Misti Hurst reveals how to take your riding ability to the next level by mastering four basic skills
In this age of instant gratification, many people seem to be looking for a quick fix for everything. When it comes to motorcycling, that often means they want to know how they can transform their riding overnight in order to ride their bikes harder and faster.
In my role as a coach with the California Superbike School, people often ask me how they can make their bikes faster, and how can they become a better rider in as little time as possible? Their solution is usually to buy a faster, more powerful bike. The problem is they seem to have forgotten that learning basic riding skills is the only way to create a solid foundation to build a riding career upon. Put simply, you can’t become really great at something until you master the basics.
The same goes for adventure bikers looking to improve their riding over curving mountain passes. Perhaps you’re struggling to keep up with your mates on tour in the twisties. I can tell you now, the answer certainly isn’t to buy a faster, more powerful, and most likely heavier machine. Instead, I tell people to start with the rider. When they get defensive and start whining about how slow or crappy their bike is, I ask them: “Could Chris Birch or Valentino Rossi ride your bike better and faster than you?” The answer is always a pouty, “yes.” So, let’s look at why.
The best racers in the world have a solid grasp of the basics of good riding, which of course translates to successful riding on the road. They know how to ride motorcycles and they know how to ride them well. They understand the importance of good throttle control and of impeccable visual skills. When they want to go faster, they systematically work through a series of steps that help them to do this.

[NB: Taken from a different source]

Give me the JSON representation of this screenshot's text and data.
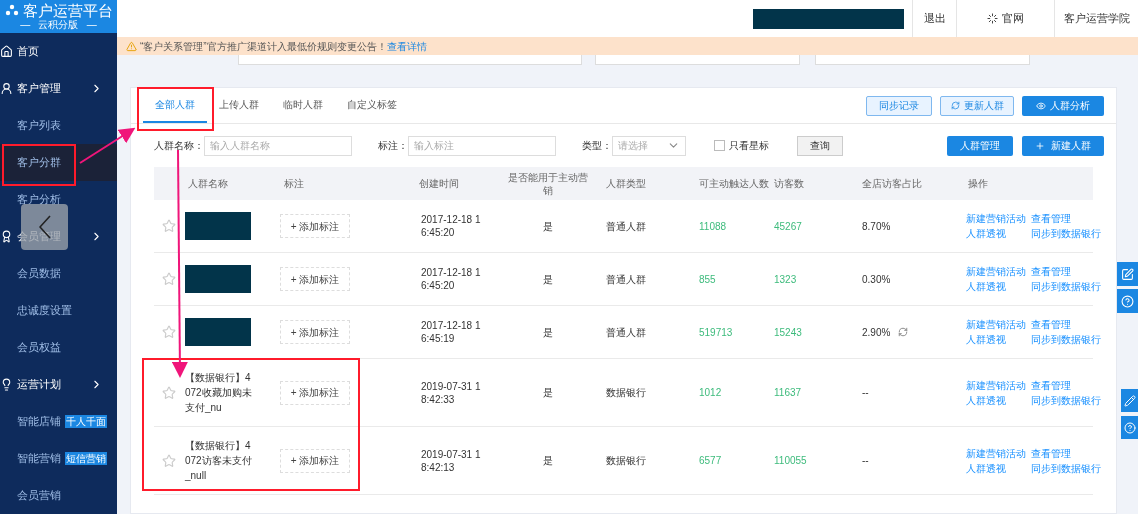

So, what are the basics of good riding? It starts with good throttle control. Knowing when to get on the throttle and how to roll it on throughout a corner is an important start. I teach that you should get on the throttle as soon as possible, and to roll it on smoothly, constantly, and evenly throughout the remainder of the turn. Any on-off throttle action or jerky motions can throw off the overall stability of the bike and make it seem like the bike is the problem when it’s really the rider.
Next, focus on counter-steering and becoming exceptional at changing the direction of your motorcycle. To break it down as simply as possible, you push the right bar to make the bike go right and you push the left bar to make the bike go left. It’s easy. The more consistent you get with your bar inputs, and the more effective you get at initiating them, the smoother and more precise your turning will become. Turning a motorcycle is important so get good at it.
Next, master your relationship with your motorcycle and how you move with it. When you ride, you want to go with the bike as if you were being an amazingly good passenger. Where the bike goes, you go with it effortlessly, easily, and smoothly. The less resistance you have with the bike (death gripping the bars, fighting the direction, opposing the turns, leaning away from the corners) the less compliant the bike is. Follow its lead and become one with your machine.
Finally, your visual skills define how good a rider you will become. Poor visual input equals poor physical output. You are only as good as your eyes, so put time and effort into getting good at spotting your apex, knowing where you want to be on the road, keeping tabs on what is going on around you, not getting sucked into target fixating, and not allowing your field of vision to narrow down to tunnel vision. These are all important things that are necessary in training your mind and your body into becoming as good a rider as you can be.
I remember one time when I was trying to qualify for a motorcycle race and I was struggling. I was feeling frustrated about the fact that I was far away from the lap time I needed to qualify and I didn’t think I was going to make the grid. I began complaining about my bike, saying that it wasn’t responding as well as it should and that I couldn’t get it to go where I wanted. My mechanic at the time looked me straight in the eyes and said: “Ride it faster then.” What he meant was that it was me who was holding the bike back, and that until I went faster using my own skills, he wasn’t going to let me blame the bike or change anything. I went back to the beginning and worked my way through the basics in order to find the times I needed, which worked out.
So, just like a piano player needs to practice scales, a singer needs to practice pitch, rhythm, and breathing, and a tennis player needs to understand grip and court placement, a motorcyclist needs to have a solid grasp of the basics of riding in order to become the very best rider possible. Don’t try and skip the fundamentals or look for an easy way to the top. Good technique always builds on basic skills.